Il premier rottamatore si è autorottamato

Il Paese è nelle mani di un'accolita di dilettanti allo sbaraglio che non hanno una politica e, culturalmente, neppure uno straccio di idea che ne prefiguri un'alternativa politica

Il premier rottamatore si è autorottamato

Per una di quelle ironie della sorte che costellano la storia degli uomini, soprattutto quando presumono troppo da se stessi e dagli altri, la stagione del grande rottamatore - che avrebbe dovuto svilupparsi e concludersi con la rottamazione della vecchia politica e una riforma epocale in grado di cambiare letteralmente il Paese - si sta sviluppando e minaccia di chiudersi, sulla falsariga della vecchia politica che avrebbe dovuto rottamare e sostituire con una serie di riforme epocali. Con la sua inerzia rispetto ai problemi che urgono, primo fra tutti quello dell'immigrazione incontrollata, il presidente del Consiglio assomiglia sempre più, ogni giorno che passa, ai suoi predecessori ai quali egli rimprovera di aver portato il Paese allo sfascio con la loro incapacità (che, ahimè, si sta rivelando anche la sua).

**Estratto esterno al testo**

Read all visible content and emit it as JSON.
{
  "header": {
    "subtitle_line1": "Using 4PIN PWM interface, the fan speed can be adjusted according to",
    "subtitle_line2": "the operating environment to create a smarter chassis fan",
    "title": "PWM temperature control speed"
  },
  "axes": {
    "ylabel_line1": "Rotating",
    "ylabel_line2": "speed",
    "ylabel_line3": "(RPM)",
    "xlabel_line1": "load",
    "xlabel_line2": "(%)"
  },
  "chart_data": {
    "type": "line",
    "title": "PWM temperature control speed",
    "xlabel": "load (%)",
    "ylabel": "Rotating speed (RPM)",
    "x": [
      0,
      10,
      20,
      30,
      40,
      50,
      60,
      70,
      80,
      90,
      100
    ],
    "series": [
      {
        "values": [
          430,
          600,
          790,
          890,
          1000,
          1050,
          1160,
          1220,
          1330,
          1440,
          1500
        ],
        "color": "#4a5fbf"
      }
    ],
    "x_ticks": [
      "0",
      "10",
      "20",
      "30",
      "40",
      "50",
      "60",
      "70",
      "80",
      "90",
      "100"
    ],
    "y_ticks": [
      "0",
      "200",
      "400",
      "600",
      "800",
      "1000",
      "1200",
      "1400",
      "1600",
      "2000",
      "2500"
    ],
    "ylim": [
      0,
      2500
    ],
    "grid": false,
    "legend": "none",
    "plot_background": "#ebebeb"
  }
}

Decine di migliaia di precari entrano nella Pubblica amministrazione - grazie a quella che, con una certa faccia tosta, il capo del governo chiama riforma - senza concorso come prescriverebbero la legge e la stessa Costituzione; la spesa pubblica è aumentata contribuendo a ingrossare il debito che, a sua volta, ha raggiunto livelli mai conosciuti prima; la crescita economica è piccola e la disoccupazione grande; l'immigrazione sta minando la sicurezza generale, con la crescita della criminalità che, ormai, svaligia gli appartamenti e massacra di botte chi ha la malaugurata sorte di trovarsi al loro interno nel momento della visita dei malfattori. L'Italia è allo sfascio, sempre più in preda a una burocrazia invadente e oppressiva che, secondo le promesse, avrebbe dovuto essere ridotta e riformata; non c'è quasi nulla che funzioni decentemente e ciò che funziona, funziona male.

Tutta, e solo, colpa di Renzi? Certamente no; gli si farebbe torto a dirlo. Ha ereditato un Paese già in crisi e il suo errore è consistito soprattutto nel promettere cose che non era in grado di realizzare. In realtà, paghiamo il prezzo di politiche passate - dette sociali, ma, in realtà, stataliste, dirigiste e dispersive di risorse e di opportunità, prodighe solo di corruzione - e di promesse, ad opera del presidente del Consiglio, che lui non avrebbe dovuto fare, sapendo come stavano le cose, e che non avrebbero potuto concretarsi nelle condizioni in cui si trova il Paese. Il livello della fiscalità è intollerabile e penalizza non solo il cittadino come contribuente, ma l'economia nel suo complesso, impedendo al mondo imprenditoriale di svilupparsi e di operare. Un disastro.

L'Italia pare tornata ai giorni del Dopoguerra, con l'aggravante che ora non ci sono Einaudi e De Gasperi, ma ci sono Renzi e la sua brigata di belle donne come ministri, belle donne che paiono appena uscite dal parrucchiere e che sono palesemente inadeguate. Il Paese è nelle mani di un'accolita di dilettanti allo sbaraglio che non hanno una politica e, culturalmente, neppure uno straccio di idea che ne prefiguri un'alternativa politica.

Rilevare, e denunciare, tale sfacelo non è avercela con Renzi, ma dire le cose come stanno. Dovrebbe essere il compito di media che assolvano la propria funzione, come prefigurava Tocqueville nella Democrazia in America . Ma non funziona neppure quello. A non funzionare non è solo la politica.

Sono gli italiani, ideologicamente affezionati a un sistema politico e sociale che non funziona. Come hanno mostrato abbondantemente le dure repliche della storia col fallimento del socialismo reale.